Sept. 7 (Bloomberg) -- Argentina will boost payments to poor families with children by 23 percent as part of a program President Cristina Fernandez de Kirchner said is one of her biggest achievements ahead of elections in October.
Fernandez said today that the government will spend 11.8 billion pesos ($2.8 billion) on such aid this year after including an increase in the monthly stipend to 270 pesos per child or pregnant mother from 220 pesos. Funding comes from money seized by the government in its 2008 takeover of the $24 billion pension fund industry.
“We were able to implement this measure thanks to the recovery of the administration of the workers’ resources,” Fernandez said at the presidential palace in Buenos Aires. “This measure had an impressive effect in our society.”
Fernandez, who is leading polls ahead of the Oct. 23 elections, has tapped funds from the pension takeover to subsidize consumer loans, finance small and medium-sized companies and expand social programs, including one that gives laptop computers to school children. As of May, the investment fund that uses the pension industry assets climbed 30 percent from a year earlier to 189 billion pesos, according to the social security agency’s website.

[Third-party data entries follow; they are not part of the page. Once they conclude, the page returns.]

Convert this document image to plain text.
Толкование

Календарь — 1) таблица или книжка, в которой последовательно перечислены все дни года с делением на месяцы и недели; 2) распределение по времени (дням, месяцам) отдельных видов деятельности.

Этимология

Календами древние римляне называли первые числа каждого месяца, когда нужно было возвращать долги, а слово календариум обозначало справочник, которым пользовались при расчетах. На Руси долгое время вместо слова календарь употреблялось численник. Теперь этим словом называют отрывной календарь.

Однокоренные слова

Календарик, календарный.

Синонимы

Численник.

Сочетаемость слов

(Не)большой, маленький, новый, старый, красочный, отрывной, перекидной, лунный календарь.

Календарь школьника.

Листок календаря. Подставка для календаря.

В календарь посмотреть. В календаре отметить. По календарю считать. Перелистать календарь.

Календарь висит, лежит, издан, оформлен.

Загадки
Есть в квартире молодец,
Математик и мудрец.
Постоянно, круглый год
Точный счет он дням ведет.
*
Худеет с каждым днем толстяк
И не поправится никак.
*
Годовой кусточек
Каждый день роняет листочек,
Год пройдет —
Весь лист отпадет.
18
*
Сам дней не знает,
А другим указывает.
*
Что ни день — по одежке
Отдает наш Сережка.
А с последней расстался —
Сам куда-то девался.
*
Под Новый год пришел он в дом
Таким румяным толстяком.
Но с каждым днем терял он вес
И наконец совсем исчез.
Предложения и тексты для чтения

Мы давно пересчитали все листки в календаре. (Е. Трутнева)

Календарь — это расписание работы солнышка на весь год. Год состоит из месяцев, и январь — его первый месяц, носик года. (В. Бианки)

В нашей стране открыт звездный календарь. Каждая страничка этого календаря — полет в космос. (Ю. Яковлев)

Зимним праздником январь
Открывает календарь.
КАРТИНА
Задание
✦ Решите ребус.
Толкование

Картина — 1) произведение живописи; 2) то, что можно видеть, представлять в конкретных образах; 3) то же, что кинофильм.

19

The increase in Argentina’s Universal Child Allowance program, which benefits 3.6 million children and pregnant mothers, is in line with estimates of annual inflation by analysts including former deputy Economy Minister Orlando Ferreres. The government said prices rose 9.7 percent in July and has fined economists who dispute that estimate.
Fernandez, 58, is seeking to maintain a nine-year expansion of South America’s second-biggest economy. Gross domestic product will climb 6.6 percent this year after expanding 9.1 percent in 2010, according to the median estimate of six economists surveyed by Bloomberg.